Bill Dietrick, spokesman for Skate Wave parent company Landscape Structures, said the company tailors its parks to the preferences of its clients, mainly municipalities.

"Typically, parks and recreation directors are going to want a park that will appeal to beginning and intermediate kids," Dietrick said. "We just try to engage the community and give them what they want."

In short . . .

+ CLEARWATER _ Morton Plant Hospital is building its own child care and preschool center to help recruit nurses who have infants and toddlers. "We find that many health care workers will actually put off returning to work because of the lack of resources for infant care," said Marcia Albanese, director of women's services at Morton Plant Hospital.

+ ST. PETERSBURG _ The Rev. David Melendez, founding pastor of Pinellas Community Church, has resigned to lead a church in California. Twice last summer, the 38-year-old minister tearfully confessed to his congregation that he had taken church funds for his own use and given himself unauthorized raises. The scandal led to the departure of prominent members, including several trustees. Until then, the church's growth was phenomenal, expanding from a dozen people to 1,000 in just nine years, according to the church's Web site.

Coming up this week

+ On Wednesday, the Hernando County legislative delegation will meet to consider curbing Weeki Wachee's powers. Complaints have been escalating about the city, which now has 20 voters, because the managers of the mermaid attraction have increased taxes to pay for its legal bills and repairs to the decaying park.

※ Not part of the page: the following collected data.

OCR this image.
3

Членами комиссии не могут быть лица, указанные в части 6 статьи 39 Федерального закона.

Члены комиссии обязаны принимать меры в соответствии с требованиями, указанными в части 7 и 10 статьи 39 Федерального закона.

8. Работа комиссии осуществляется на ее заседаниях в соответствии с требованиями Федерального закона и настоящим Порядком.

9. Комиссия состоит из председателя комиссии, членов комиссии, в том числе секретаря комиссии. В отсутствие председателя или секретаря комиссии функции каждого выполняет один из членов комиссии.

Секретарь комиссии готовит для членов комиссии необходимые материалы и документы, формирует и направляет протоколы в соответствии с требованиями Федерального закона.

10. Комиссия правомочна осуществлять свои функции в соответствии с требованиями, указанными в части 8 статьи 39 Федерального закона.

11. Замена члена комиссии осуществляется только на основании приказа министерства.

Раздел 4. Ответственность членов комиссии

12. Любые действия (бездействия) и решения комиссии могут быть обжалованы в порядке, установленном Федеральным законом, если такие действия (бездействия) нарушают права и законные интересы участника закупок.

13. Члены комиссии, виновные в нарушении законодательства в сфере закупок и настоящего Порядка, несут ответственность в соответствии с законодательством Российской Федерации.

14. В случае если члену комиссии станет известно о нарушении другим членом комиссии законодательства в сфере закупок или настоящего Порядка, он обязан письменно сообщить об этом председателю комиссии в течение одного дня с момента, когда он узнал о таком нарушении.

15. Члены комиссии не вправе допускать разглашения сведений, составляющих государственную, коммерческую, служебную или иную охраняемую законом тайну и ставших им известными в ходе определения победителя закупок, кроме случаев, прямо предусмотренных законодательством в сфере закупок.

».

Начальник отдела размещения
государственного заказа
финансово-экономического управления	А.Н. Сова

+ Atlanta Braves pitcher Mike Hampton will meet with the Citrus County Commission on Tuesday to talk about using his foundation to help build the largest sports complex in the county. The Homosassa native was spurred to action when his own kids children a hard time finding available soccer and football fields.

_ Compiled by Times staff writer Sharon Kennedy Wynne.

MERMAIDS ON FILM: Boyd Matson tapes a documentary on Weeki Wachee Springs' uncertain future for National Geographic Channel's On Assignment. Mermaids swim behind the glass of the amphitheater as the camera captures the scene Monday. "This is part of who we were in the 1940s, '50s and '60s," Matson said. "This country was, in part, defined by its highway system. Part of making trips bearable, doable and enjoyable were the roadside attractions." The broadcast date for the episode has not been set.